The greatest danger right now, perhaps, is that much of the media in the United States has become less about journalism and more about profits and as a result helps maintain the power structure of the ruling elite. So even as Trump threatens journalists, news outlets fail to fully inform the public or call out the right’s lies. The most fundamental role of journalism in a democracy is to speak truth to power. Yet, many media outlets promote a false equivalency between fascist movements and democratic protests, responding to actual violence with “yeah, they do it, too, responses,” likening citizens protesting against voter suppression, police violence, and environmental degradation, or protesting for expanded access to health care, women’s rights, and public education to politicians calling for outright violence. There is no equivalence, however, between a protester “petitioning” the government via non-violent protest, and the president celebrating an assault on a journalist. Comparing these is in fact another form of gaslighting.

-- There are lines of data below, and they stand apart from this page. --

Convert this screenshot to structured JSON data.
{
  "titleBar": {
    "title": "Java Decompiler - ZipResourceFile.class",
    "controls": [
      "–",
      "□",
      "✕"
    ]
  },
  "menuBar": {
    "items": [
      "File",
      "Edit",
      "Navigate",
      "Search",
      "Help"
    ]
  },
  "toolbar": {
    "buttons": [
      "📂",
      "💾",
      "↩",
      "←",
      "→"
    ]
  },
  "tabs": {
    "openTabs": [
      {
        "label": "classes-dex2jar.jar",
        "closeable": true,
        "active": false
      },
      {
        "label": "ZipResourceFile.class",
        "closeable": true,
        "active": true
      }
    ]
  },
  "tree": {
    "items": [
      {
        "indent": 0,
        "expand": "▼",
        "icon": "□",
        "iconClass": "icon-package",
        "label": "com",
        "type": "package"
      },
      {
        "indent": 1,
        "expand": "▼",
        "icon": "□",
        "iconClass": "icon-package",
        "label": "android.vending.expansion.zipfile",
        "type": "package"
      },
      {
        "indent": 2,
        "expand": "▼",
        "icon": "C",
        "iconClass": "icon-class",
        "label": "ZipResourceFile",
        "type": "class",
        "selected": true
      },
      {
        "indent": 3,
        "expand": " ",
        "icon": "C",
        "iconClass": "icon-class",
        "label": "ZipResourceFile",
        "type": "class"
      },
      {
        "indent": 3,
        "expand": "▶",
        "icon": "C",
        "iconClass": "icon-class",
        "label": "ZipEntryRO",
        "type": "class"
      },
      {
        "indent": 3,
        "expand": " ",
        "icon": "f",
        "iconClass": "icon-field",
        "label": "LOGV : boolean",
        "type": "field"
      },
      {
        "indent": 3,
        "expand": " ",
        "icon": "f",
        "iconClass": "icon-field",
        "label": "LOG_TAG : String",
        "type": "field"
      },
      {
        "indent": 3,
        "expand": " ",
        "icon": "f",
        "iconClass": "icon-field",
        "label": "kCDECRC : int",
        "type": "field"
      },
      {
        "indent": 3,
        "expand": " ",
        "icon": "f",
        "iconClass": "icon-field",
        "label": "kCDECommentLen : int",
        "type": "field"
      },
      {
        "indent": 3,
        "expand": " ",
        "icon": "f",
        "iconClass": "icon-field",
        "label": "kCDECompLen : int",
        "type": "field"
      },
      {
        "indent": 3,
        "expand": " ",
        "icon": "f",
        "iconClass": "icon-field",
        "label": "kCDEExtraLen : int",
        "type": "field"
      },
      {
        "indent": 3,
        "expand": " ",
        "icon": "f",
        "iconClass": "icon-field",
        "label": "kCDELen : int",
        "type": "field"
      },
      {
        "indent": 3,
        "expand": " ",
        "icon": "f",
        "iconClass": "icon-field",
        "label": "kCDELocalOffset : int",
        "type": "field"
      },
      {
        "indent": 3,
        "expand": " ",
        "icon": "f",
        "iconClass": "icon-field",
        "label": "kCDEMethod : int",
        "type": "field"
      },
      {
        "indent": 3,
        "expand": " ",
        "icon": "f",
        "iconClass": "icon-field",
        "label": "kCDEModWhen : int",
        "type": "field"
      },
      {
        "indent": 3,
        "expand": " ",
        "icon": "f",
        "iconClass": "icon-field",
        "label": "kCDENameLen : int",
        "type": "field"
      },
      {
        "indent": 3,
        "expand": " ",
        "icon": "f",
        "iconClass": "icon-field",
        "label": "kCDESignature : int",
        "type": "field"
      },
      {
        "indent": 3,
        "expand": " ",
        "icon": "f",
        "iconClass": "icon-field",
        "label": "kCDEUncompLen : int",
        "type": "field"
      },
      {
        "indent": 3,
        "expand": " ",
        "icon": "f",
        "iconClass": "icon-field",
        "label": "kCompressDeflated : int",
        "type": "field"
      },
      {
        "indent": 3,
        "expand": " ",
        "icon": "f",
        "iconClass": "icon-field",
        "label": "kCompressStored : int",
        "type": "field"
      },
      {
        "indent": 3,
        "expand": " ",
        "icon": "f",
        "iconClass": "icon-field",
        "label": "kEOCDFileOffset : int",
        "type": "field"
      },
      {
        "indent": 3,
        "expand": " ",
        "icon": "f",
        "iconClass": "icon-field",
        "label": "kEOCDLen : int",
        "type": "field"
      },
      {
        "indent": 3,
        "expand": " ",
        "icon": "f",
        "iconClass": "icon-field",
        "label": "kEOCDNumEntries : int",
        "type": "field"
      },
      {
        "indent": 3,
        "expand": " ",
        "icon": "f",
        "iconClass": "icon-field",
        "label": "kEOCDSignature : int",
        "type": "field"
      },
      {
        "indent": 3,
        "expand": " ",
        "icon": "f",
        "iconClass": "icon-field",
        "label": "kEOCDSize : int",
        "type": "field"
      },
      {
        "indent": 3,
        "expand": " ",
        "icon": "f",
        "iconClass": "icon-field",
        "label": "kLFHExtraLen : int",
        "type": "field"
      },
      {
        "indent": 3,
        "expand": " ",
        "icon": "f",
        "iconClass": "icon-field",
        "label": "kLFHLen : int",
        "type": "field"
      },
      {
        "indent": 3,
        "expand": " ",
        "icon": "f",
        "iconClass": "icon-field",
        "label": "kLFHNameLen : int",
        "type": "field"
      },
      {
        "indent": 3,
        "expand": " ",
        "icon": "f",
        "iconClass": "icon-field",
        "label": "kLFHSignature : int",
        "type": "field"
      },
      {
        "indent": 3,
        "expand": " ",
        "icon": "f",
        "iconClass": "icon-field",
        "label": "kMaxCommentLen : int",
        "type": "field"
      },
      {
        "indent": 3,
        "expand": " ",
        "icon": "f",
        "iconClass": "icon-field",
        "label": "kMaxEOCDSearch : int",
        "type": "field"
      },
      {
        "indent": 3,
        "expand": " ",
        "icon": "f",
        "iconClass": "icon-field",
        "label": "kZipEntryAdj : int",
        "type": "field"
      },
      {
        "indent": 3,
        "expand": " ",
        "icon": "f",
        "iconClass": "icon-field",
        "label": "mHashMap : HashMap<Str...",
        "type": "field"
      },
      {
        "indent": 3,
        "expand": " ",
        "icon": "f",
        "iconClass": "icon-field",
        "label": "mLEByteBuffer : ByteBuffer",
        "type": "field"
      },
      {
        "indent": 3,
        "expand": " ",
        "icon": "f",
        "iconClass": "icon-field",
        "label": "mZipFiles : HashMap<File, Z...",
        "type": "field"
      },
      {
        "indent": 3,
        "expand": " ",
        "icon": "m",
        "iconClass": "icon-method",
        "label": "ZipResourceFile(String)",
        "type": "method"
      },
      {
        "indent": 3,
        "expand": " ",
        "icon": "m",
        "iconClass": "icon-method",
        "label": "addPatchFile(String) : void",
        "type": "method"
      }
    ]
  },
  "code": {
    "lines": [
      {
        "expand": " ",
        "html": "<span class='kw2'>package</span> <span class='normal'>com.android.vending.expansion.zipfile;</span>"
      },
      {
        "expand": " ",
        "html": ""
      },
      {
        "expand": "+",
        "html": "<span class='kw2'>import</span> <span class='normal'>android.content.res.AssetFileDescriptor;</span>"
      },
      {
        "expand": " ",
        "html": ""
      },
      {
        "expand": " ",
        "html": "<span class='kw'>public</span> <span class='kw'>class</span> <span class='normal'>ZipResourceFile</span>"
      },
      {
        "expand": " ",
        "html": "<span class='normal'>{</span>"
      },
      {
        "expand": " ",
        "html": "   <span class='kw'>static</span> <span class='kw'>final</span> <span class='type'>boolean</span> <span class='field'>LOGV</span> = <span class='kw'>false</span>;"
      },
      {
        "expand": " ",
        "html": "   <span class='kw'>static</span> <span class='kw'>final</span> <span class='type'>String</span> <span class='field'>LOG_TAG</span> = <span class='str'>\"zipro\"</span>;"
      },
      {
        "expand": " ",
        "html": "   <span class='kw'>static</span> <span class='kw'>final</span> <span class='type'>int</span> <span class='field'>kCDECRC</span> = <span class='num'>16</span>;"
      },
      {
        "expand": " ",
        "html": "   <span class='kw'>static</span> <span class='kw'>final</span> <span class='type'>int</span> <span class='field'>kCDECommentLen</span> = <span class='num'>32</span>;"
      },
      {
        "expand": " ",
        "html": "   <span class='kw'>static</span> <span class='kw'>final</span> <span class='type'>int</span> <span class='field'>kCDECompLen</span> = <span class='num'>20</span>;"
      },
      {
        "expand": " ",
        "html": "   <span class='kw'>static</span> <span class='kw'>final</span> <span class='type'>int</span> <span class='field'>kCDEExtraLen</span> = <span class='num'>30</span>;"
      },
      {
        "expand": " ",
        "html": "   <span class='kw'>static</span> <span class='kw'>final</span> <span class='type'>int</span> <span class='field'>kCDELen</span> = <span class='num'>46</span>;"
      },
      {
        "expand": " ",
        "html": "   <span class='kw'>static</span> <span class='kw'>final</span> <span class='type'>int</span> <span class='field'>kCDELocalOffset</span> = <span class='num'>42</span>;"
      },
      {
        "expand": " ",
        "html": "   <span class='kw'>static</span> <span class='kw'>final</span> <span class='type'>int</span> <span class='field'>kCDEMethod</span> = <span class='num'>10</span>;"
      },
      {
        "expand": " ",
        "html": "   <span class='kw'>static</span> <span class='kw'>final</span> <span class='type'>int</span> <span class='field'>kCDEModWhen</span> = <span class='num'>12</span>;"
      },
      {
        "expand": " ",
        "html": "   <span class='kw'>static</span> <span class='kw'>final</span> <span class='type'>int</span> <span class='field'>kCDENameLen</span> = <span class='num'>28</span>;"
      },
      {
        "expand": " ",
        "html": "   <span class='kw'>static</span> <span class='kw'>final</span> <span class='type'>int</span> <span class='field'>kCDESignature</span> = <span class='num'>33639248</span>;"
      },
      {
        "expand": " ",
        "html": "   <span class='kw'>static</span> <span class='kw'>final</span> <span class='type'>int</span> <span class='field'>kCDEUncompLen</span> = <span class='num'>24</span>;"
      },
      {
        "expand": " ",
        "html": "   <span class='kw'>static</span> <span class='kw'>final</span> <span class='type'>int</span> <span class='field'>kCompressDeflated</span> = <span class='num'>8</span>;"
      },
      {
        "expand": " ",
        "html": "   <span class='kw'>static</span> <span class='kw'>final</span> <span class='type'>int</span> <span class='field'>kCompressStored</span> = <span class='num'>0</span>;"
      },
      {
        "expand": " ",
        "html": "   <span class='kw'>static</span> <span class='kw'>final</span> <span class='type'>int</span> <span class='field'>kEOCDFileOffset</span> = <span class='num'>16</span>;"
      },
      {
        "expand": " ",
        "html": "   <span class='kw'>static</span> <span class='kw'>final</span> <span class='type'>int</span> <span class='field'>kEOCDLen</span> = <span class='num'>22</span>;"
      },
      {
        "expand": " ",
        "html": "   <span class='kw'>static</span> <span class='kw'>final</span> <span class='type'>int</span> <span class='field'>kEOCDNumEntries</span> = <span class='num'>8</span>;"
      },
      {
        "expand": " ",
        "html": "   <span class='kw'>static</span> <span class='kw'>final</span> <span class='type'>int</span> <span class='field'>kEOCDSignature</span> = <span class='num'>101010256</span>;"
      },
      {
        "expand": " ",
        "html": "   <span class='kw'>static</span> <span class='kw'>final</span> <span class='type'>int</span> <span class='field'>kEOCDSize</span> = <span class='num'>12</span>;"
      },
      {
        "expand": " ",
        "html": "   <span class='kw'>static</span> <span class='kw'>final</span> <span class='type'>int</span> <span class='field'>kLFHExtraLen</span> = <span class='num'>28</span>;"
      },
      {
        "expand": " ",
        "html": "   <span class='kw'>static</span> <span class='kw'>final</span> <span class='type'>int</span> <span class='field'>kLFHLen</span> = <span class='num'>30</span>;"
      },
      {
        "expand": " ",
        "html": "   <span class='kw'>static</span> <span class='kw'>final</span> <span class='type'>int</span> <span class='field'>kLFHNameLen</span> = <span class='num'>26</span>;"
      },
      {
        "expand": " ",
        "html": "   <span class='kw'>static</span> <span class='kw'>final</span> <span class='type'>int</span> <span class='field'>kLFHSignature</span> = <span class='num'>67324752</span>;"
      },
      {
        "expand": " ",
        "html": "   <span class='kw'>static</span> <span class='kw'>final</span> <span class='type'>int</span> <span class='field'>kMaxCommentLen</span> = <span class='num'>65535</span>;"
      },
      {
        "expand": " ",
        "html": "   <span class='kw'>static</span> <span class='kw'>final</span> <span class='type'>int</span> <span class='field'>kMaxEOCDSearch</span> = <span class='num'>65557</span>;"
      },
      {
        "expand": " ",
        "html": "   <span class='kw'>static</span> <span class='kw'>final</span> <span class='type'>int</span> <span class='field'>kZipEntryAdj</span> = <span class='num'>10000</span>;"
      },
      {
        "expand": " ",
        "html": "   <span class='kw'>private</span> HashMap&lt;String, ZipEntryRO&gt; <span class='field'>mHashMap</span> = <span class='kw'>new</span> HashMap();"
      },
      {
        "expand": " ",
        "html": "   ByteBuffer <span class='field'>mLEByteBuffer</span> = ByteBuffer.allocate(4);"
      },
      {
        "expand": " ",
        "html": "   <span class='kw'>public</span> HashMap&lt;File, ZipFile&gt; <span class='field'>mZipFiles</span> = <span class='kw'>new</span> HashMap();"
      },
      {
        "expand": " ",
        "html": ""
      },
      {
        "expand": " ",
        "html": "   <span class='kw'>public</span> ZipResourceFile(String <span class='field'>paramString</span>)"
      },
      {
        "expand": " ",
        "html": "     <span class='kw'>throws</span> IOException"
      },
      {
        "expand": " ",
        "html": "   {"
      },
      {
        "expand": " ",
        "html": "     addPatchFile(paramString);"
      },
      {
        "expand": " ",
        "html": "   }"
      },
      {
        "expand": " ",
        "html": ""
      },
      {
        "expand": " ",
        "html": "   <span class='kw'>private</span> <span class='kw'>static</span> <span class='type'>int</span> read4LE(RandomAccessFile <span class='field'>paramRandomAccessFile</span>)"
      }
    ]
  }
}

Large, corporate media outlets ranging from the New York Times to CNN to Politico and others increasingly rely on a business model that is one part sensationalism and one part pandering to the far right out of fear of being attacked as “too liberal.” As though they were working as Trump’s communications manager, for example, the New York Times published large front-page photos of asylum seekers two days in a row, feeding the perception this was an actual story about a threat, and not an “emergency” concocted entirely by Trump. That not only reflects poor news judgment and a lack of integrity on the part of the Times, it gives credence to bald-faced lies. There are many examples of such failures.
These and other outlets appear to be incapable of or unwilling to distinguish between the actions of constituents speaking truth to power and the use of terror, intimidation, and lies used by those in power to maintain supremacy over the majority of this country’s citizens. In doing so, some journalists and media outlets act as though they are in abusive relationships, always trying to please their abuser by doing more of what they think will be pleasing. Or, maybe, it’s that they are part of the power structure itself and have completely lost their way. In either case, in the same way that for reasons of his own power and enrichment, Trump won’t hold Putin or Mohammed Bin Salman accountable for their actions, the media is not holding the GOP accountable for theirs.
Meanwhile, leaders of the Democrats, such as Sen. Chuck Schumer, offer anemic and equivocal responses to the GOP’s tactics. Schumer did the work of fascists for them yesterday when he decried violence by actors “across the political spectrum.” Again, shaming public officials and confronting them about health care and sexual assault is not violence and is not equivalent. Schumer’s statement underscores what a weak and clueless leader he is. I am as worried about the lack of strong vision and leadership by the Democrats as I am about Republican-sponsored violence, because without a strong, centered, and unapologetic political counterweight to the GOP, we can’t protect our democracy.
Fear, lies, and state-sanctioned violence are the fast-acting yeast of fascism. And these are the tools of the political party now in power in the United States. We are in an emergency, and we may find we are unable to come out the other side. The first and most urgent step to ensuring we do is to vote on November 6. It’s the very first but most urgent action you can take. We have to build unwavering opposition to fascism in the United States and elect leaders we can press to pursue a progressive democratic agenda. Otherwise, the future of this country looks bleak.